It is noteworthy that in the 2013-2017 Country Email List comparison, that is, between Lasso's first and second participation as a presidential candidate, where his support grew the most was precisely in those indigenous Country Email List territories. In 2021, Lasso fell back in all those provinces, but not because Correismo regained ground, but because Pérez was an electoral alternative. In the absence of Pérez Country Email List on the ballot for the ballot, where was a good part of those votes going to go?
The conceptual model allowed them to Country Email List go to Lasso.
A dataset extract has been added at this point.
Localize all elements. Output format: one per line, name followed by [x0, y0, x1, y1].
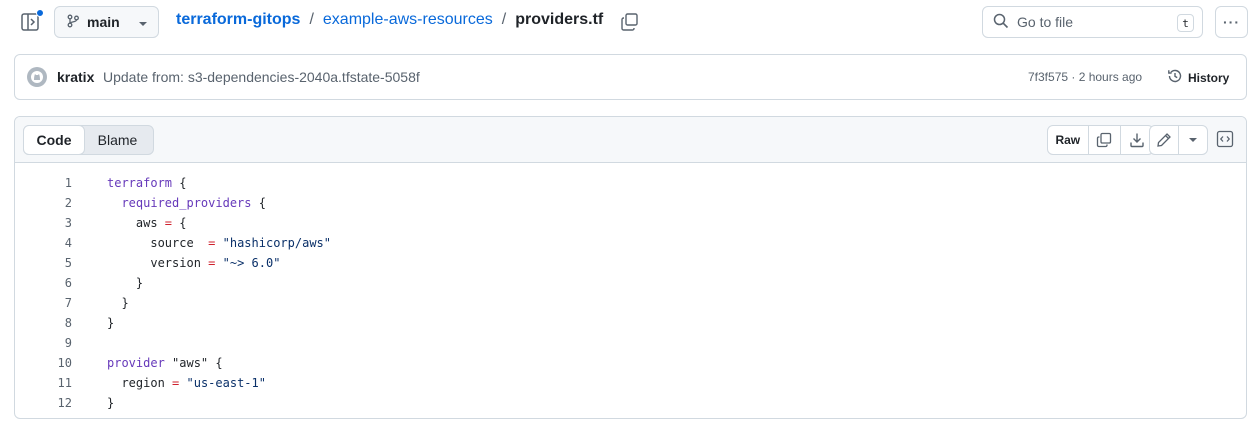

But –we underline– the general trend assumed was that the votes went to Arauz or to nullity, given what we know about the internal composition of Pérez's Country Email List votes in the first round (more than a fifth of them came from Quito and the province of Azuay), and, above all, given the informed intuitions we had in this regard. Azuay, traditionally a stronghold of Correismo and where Pérez had his best electoral performance in the first Country Email List round of 2021, helps illustrate the argument more clearly.
Arauz obtained 21% in the first Country Email List round, 23 points less than what Moreno achieved in 2017. The reasons are obvious: in Azuay, Pérez obtained 42% (Hervas, by the way, reached 15%), and Lasso achieved 14% (less than half of the 32% that it reached in 2017 in the same province). In other words, the votes of the strong bastion Country Email List of Correismo in the southern Sierra escaped Arauz in the direction of Pérez. In the absence of Pérez in the second round, Was it not reasonable to suppose that the majority of the partition of those Pérez votes –we underline “majority”– would “return” to Correista inertia or Country Email List would become null, as the Pachakutik candidate promoted?